Monday, November 27, 2017

Like many other Americans, we here at Calcbench spent Thanksgiving weekend clawing our way over other Americans at Black Friday sales down at the local mall. Sure, we scored some sweet home entertainment goodies, but the experience also got us thinking—how’s the retail sector doing these days, anyway?

Calcbench customers can answer questions like that in a few ways. First, always feel free to check the Calcbench Research page to see if we have an industry sector report listing key metrics such as overall revenue, operating income, expenses, and the like.

For the retail sector specifically, however, it appears that we don’t have a recent sector report. Hmmm, so how could we pull together a sense of what’s going on?

First, we need a group of retail companies to examine. You can do that with the Select a Peer Group function that Calcbench offers, and we have .

For our purposes today, we picked 43 major retailers (Amazon, Macy’s, JC Penney, Dick’s Sporting Goods, Staples, GameStop, and so forth) and entered their ticker symbols manually into a group we named “Major Retailers.”

Then we visited the Data Query Tool, and scrolled to the bottom of the page. There, you can see a series of liquidity ratios. Among them are several that are particularly useful for the retail sector: average inventory turnover, cash-to-cash cycle, days inventory held, and days sales outstanding.

So we checked all those boxes, and then pulled the numbers for all four rations on a quarterly basis, from Q3 2015 to Q2 2017. (We would have pulled Q3 2017, too, but so far only about half of our 43 retailers have filed third-quarter reports.)

The results are as follows.

Obviously these ratios are quite volatile, especially in the fourth quarter. That’s no surprise, given how much of a retailer’s operation happens in Q4. Still, you can see from the trendlines (on each chart in red) that three of the four are going upward. What does that mean?

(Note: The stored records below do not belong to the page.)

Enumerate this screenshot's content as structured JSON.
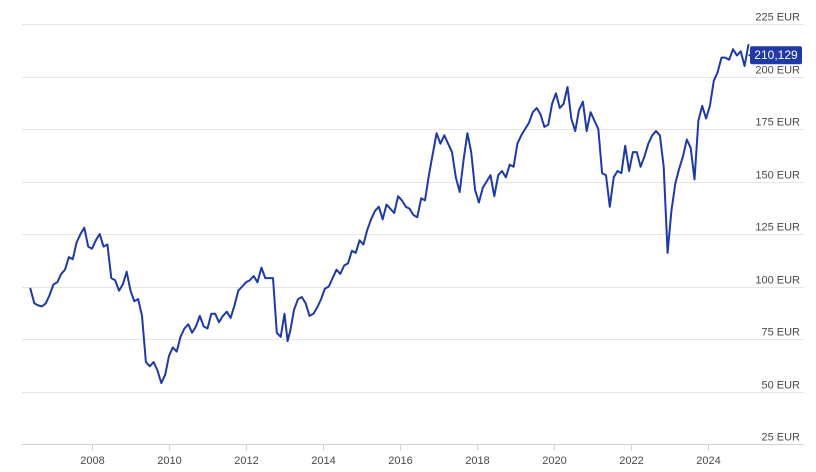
{
  "chart_data": {
    "type": "line",
    "title": "",
    "xlabel": "",
    "ylabel": "",
    "unit": "EUR",
    "ylim": [
      25,
      225
    ],
    "xlim": [
      2006.35,
      2025.2
    ],
    "y_ticks": [
      25,
      50,
      75,
      100,
      125,
      150,
      175,
      200,
      225
    ],
    "y_tick_labels": [
      "25 EUR",
      "50 EUR",
      "75 EUR",
      "100 EUR",
      "125 EUR",
      "150 EUR",
      "175 EUR",
      "200 EUR",
      "225 EUR"
    ],
    "x_ticks": [
      2008,
      2010,
      2012,
      2014,
      2016,
      2018,
      2020,
      2022,
      2024
    ],
    "x_tick_labels": [
      "2008",
      "2010",
      "2012",
      "2014",
      "2016",
      "2018",
      "2020",
      "2022",
      "2024"
    ],
    "grid": true,
    "line_color": "#1f3aa6",
    "last_value_label": "210,129",
    "last_value": 210.129,
    "series": [
      {
        "points": [
          [
            2006.4,
            99
          ],
          [
            2006.5,
            92
          ],
          [
            2006.6,
            91
          ],
          [
            2006.7,
            90.5
          ],
          [
            2006.8,
            92
          ],
          [
            2006.9,
            96
          ],
          [
            2007.0,
            101
          ],
          [
            2007.1,
            102
          ],
          [
            2007.2,
            106
          ],
          [
            2007.3,
            108
          ],
          [
            2007.4,
            114
          ],
          [
            2007.5,
            113
          ],
          [
            2007.6,
            121
          ],
          [
            2007.7,
            125
          ],
          [
            2007.8,
            128
          ],
          [
            2007.9,
            119
          ],
          [
            2008.0,
            118
          ],
          [
            2008.1,
            122
          ],
          [
            2008.2,
            125
          ],
          [
            2008.3,
            119
          ],
          [
            2008.4,
            120
          ],
          [
            2008.5,
            104
          ],
          [
            2008.6,
            103
          ],
          [
            2008.7,
            98
          ],
          [
            2008.8,
            101
          ],
          [
            2008.9,
            107
          ],
          [
            2009.0,
            98
          ],
          [
            2009.1,
            93
          ],
          [
            2009.2,
            94
          ],
          [
            2009.3,
            86
          ],
          [
            2009.4,
            64
          ],
          [
            2009.5,
            62
          ],
          [
            2009.6,
            64
          ],
          [
            2009.7,
            60
          ],
          [
            2009.8,
            54
          ],
          [
            2009.9,
            58
          ],
          [
            2010.0,
            67
          ],
          [
            2010.1,
            71
          ],
          [
            2010.2,
            69
          ],
          [
            2010.3,
            76
          ],
          [
            2010.4,
            80
          ],
          [
            2010.5,
            82
          ],
          [
            2010.6,
            78
          ],
          [
            2010.7,
            81
          ],
          [
            2010.8,
            86
          ],
          [
            2010.9,
            81
          ],
          [
            2011.0,
            80
          ],
          [
            2011.1,
            87
          ],
          [
            2011.2,
            87
          ],
          [
            2011.3,
            83
          ],
          [
            2011.4,
            86
          ],
          [
            2011.5,
            88
          ],
          [
            2011.6,
            85
          ],
          [
            2011.7,
            91
          ],
          [
            2011.8,
            98
          ],
          [
            2011.9,
            100
          ],
          [
            2012.0,
            102
          ],
          [
            2012.1,
            103
          ],
          [
            2012.2,
            105
          ],
          [
            2012.3,
            102
          ],
          [
            2012.4,
            109
          ],
          [
            2012.5,
            104
          ],
          [
            2012.6,
            104
          ],
          [
            2012.7,
            104
          ],
          [
            2012.8,
            78
          ],
          [
            2012.9,
            76
          ],
          [
            2013.0,
            87
          ],
          [
            2013.08,
            74
          ],
          [
            2013.15,
            79
          ],
          [
            2013.25,
            89
          ],
          [
            2013.35,
            94
          ],
          [
            2013.45,
            95
          ],
          [
            2013.55,
            92
          ],
          [
            2013.65,
            86
          ],
          [
            2013.75,
            87
          ],
          [
            2013.85,
            90
          ],
          [
            2013.95,
            94
          ],
          [
            2014.05,
            99
          ],
          [
            2014.15,
            100
          ],
          [
            2014.25,
            104
          ],
          [
            2014.35,
            108
          ],
          [
            2014.45,
            106
          ],
          [
            2014.55,
            110
          ],
          [
            2014.65,
            111
          ],
          [
            2014.75,
            117
          ],
          [
            2014.85,
            116
          ],
          [
            2014.95,
            122
          ],
          [
            2015.05,
            120
          ],
          [
            2015.15,
            127
          ],
          [
            2015.25,
            132
          ],
          [
            2015.35,
            136
          ],
          [
            2015.45,
            138
          ],
          [
            2015.55,
            132
          ],
          [
            2015.65,
            139
          ],
          [
            2015.75,
            137
          ],
          [
            2015.85,
            135
          ],
          [
            2015.95,
            143
          ],
          [
            2016.05,
            141
          ],
          [
            2016.15,
            138
          ],
          [
            2016.25,
            137
          ],
          [
            2016.35,
            134
          ],
          [
            2016.45,
            133
          ],
          [
            2016.55,
            142
          ],
          [
            2016.65,
            141
          ],
          [
            2016.75,
            153
          ],
          [
            2016.85,
            163
          ],
          [
            2016.95,
            173
          ],
          [
            2017.05,
            168
          ],
          [
            2017.15,
            172
          ],
          [
            2017.25,
            168
          ],
          [
            2017.35,
            164
          ],
          [
            2017.45,
            152
          ],
          [
            2017.55,
            145
          ],
          [
            2017.65,
            160
          ],
          [
            2017.75,
            173
          ],
          [
            2017.85,
            164
          ],
          [
            2017.95,
            146
          ],
          [
            2018.05,
            140
          ],
          [
            2018.15,
            147
          ],
          [
            2018.25,
            150
          ],
          [
            2018.35,
            153
          ],
          [
            2018.45,
            143
          ],
          [
            2018.55,
            153
          ],
          [
            2018.65,
            155
          ],
          [
            2018.75,
            152
          ],
          [
            2018.85,
            158
          ],
          [
            2018.95,
            157
          ],
          [
            2019.05,
            168
          ],
          [
            2019.15,
            172
          ],
          [
            2019.25,
            175
          ],
          [
            2019.35,
            178
          ],
          [
            2019.45,
            183
          ],
          [
            2019.55,
            185
          ],
          [
            2019.65,
            182
          ],
          [
            2019.75,
            176
          ],
          [
            2019.85,
            177
          ],
          [
            2019.95,
            187
          ],
          [
            2020.05,
            192
          ],
          [
            2020.15,
            185
          ],
          [
            2020.25,
            187
          ],
          [
            2020.35,
            195
          ],
          [
            2020.45,
            180
          ],
          [
            2020.55,
            174
          ],
          [
            2020.65,
            184
          ],
          [
            2020.75,
            188
          ],
          [
            2020.85,
            174
          ],
          [
            2020.95,
            183
          ],
          [
            2021.05,
            179
          ],
          [
            2021.15,
            175
          ],
          [
            2021.25,
            154
          ],
          [
            2021.35,
            153
          ],
          [
            2021.45,
            138
          ],
          [
            2021.55,
            152
          ],
          [
            2021.65,
            155
          ],
          [
            2021.75,
            154
          ],
          [
            2021.85,
            167
          ],
          [
            2021.95,
            155
          ],
          [
            2022.05,
            164
          ],
          [
            2022.15,
            164
          ],
          [
            2022.25,
            157
          ],
          [
            2022.35,
            162
          ],
          [
            2022.45,
            168
          ],
          [
            2022.55,
            172
          ],
          [
            2022.65,
            174
          ],
          [
            2022.75,
            172
          ],
          [
            2022.85,
            157
          ],
          [
            2022.95,
            116
          ],
          [
            2023.05,
            136
          ],
          [
            2023.15,
            149
          ],
          [
            2023.25,
            156
          ],
          [
            2023.35,
            162
          ],
          [
            2023.45,
            170
          ],
          [
            2023.55,
            166
          ],
          [
            2023.65,
            151
          ],
          [
            2023.75,
            179
          ],
          [
            2023.85,
            186
          ],
          [
            2023.95,
            180
          ],
          [
            2024.05,
            186
          ],
          [
            2024.15,
            198
          ],
          [
            2024.25,
            202
          ],
          [
            2024.35,
            209
          ],
          [
            2024.45,
            209
          ],
          [
            2024.55,
            208
          ],
          [
            2024.65,
            213
          ],
          [
            2024.75,
            210
          ],
          [
            2024.85,
            212
          ],
          [
            2024.95,
            205
          ],
          [
            2025.05,
            215
          ]
        ]
      }
    ]
  }
}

Days sales outstanding measures how long a company takes to collect the cash after a sale is made. The higher the DSO ratio is, the more a retailer is selling goods on credit and taking more time to collect the money.

Days inventory held measures how long a company holds its inventory before turning it into cash (by selling it). While that ratio can vary greatly from one industry to the next, over time you want that number to trend lower—that is, you’re selling goods more quickly.

Average inventory turnover measures how many times a company’s inventory is sold in a given period of time. That is, you burn through four shipments of widgets in spring, but 10 shipments in the holiday season. Here you want that number to trend upward, which means you’re cycling through more piles of inventory more quickly.

Cash-to-cash cycle measures the amount of time that passes from when you pay cash for raw materials (say, widgets) until you process them into final goods (the iWidget Pro), sell them, and collect money from the customer. Again, you want this one to be trending downward.

So we have one metric, days sales outstanding, trending in the wrong direction. Cash-to-cash cycle is effectively flat, while average inventory turnover and days inventory held are moving in the right direction.

We here don’t necessarily know what that means. But Calcbench does offer the tools to help you find those answers (this whole exercise took us less than 90 minutes, from picking 43 retailers to writing this post), and take your analysis to the next level—benchmarking specific companies against their peers, or correlating these ratios to other indicators of financial health like Return on Assets or revenue growth over time.

Now if you’ll excuse us, it’s Cyber Monday and we need to do some online shopping.